Influence of Patients' Gender on Informed Decision Making Regarding Total Knee Arthroplasty
Article first published online: 26 JUL 2013
Copyright © 2013 by the American College of Rheumatology
Arthritis Care & Research
Volume 65, Issue 8, pages 1281–1290, August 2013
How to Cite
Borkhoff, C. M., Hawker, G. A., Kreder, H. J., Glazier, R. H., Mahomed, N. N. and Wright, J. G. (2013), Influence of Patients' Gender on Informed Decision Making Regarding Total Knee Arthroplasty. Arthritis Care Res, 65: 1281–1290. doi: 10.1002/acr.21970
- Issue published online: 26 JUL 2013
- Article first published online: 26 JUL 2013
- Accepted manuscript online: 11 FEB 2013 10:08AM EST
- Manuscript Accepted: 18 JAN 2013
- Manuscript Received: 7 JAN 2008
- Canadian Institutes of Health Research and the Arthritis Society of Canada
- Peterborough K. M. Hunter Graduate Studentship
- Canadian Arthritis Network Graduate Student Award
- Toronto Star Bursary Award
To investigate the effect of patient gender on patient–physician communication in the process of recommendation for total knee arthroplasty (TKA).
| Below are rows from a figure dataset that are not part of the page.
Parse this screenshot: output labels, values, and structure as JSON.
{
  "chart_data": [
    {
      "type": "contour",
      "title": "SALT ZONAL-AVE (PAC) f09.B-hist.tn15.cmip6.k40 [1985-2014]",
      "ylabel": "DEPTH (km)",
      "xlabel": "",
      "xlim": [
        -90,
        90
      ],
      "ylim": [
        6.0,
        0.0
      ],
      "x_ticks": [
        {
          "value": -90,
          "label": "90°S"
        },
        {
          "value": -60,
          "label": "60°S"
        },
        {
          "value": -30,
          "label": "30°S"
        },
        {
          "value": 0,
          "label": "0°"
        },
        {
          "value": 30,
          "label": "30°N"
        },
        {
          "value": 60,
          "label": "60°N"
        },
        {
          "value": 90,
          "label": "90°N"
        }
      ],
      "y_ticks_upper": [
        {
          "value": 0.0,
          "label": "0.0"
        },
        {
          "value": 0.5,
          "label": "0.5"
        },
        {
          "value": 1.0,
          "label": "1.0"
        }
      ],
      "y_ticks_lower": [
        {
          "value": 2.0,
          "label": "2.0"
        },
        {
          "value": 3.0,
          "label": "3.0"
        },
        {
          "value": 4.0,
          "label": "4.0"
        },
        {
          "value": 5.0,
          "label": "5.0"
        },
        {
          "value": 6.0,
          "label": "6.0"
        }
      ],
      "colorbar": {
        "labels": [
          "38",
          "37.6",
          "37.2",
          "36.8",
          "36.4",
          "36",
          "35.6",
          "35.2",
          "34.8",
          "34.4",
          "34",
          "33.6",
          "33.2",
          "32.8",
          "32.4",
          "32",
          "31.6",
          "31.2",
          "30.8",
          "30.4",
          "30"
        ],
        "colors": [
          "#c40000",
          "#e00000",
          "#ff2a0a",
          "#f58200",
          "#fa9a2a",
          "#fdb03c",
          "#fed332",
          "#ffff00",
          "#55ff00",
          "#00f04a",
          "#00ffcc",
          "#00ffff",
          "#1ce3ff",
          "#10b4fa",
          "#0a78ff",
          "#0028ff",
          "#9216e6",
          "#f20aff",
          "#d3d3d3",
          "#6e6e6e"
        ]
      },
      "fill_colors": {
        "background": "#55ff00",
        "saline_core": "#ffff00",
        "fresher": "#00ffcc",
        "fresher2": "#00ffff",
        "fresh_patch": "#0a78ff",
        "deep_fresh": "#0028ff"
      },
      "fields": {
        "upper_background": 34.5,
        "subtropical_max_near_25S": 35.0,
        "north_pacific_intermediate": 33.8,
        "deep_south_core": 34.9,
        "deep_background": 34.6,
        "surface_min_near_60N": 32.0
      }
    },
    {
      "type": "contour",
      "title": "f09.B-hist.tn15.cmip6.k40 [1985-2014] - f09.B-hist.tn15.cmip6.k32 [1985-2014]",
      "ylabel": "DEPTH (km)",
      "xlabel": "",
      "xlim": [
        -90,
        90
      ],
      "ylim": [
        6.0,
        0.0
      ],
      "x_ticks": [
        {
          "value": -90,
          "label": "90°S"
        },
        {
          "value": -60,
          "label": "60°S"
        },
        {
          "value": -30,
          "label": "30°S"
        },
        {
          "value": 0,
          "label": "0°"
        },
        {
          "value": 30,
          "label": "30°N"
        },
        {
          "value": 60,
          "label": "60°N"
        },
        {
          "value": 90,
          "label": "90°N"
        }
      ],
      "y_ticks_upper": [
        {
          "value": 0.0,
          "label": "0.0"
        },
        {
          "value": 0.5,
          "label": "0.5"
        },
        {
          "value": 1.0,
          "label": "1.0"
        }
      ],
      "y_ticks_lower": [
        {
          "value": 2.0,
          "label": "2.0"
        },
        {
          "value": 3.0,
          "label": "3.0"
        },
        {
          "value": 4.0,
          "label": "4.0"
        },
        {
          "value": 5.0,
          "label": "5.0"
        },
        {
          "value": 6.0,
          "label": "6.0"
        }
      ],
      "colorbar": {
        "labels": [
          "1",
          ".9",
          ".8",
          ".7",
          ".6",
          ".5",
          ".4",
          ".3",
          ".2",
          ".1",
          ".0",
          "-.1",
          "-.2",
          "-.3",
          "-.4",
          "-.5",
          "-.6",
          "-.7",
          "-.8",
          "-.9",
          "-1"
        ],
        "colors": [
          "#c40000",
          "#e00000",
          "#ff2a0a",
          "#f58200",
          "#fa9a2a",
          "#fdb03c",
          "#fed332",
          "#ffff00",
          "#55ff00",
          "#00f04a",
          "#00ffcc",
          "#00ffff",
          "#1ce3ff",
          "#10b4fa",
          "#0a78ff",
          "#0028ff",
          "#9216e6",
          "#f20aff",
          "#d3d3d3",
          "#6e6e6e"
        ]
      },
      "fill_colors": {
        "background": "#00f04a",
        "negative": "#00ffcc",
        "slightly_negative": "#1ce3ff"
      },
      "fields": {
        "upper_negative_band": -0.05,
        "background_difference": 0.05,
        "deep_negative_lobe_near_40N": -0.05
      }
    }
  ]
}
Seventy-one physicians (38 family physicians and 33 orthopedic surgeons) in Ontario performed blinded assessments of 2 standardized patients (1 man and 1 woman) with moderate knee osteoarthritis and otherwise identical scenarios. Four surgeons did not consent to including their data. Standardized patients and accompanying mock family members recorded elements of informed decision making (IDM) as present/absent in the patient–physician discussion and rated the physicians' interpersonal skills.
Overall, the completeness of IDM was low, but was lower still for the woman. Only 57% (38 of 67) and 15% (10 of 67) of physicians discussed the nature of the decision and elicited the patient's preference while consulting with the man and woman, respectively. Even after adjusting for physicians' recommendations regarding TKA, when interacting with the woman, physicians included fewer IDM elements (adjusted mean difference in IDM score 1.2 [95% confidence interval (95% CI) 0.6, 1.8]; P < 0.001) and had poorer interpersonal skills (adjusted mean difference 14.1 [95% CI 9.0, 19.2]; P < 0.001) compared with their consultation with the man.
Physicians provided less medical information and less encouragement to participate in the decision to undergo TKA to a woman compared with a man, irrespective of their recommendation regarding TKA. Our findings suggest that in addition to directly influencing physicians' clinical decision making, gender bias may also influence physicians' interpersonal behavior.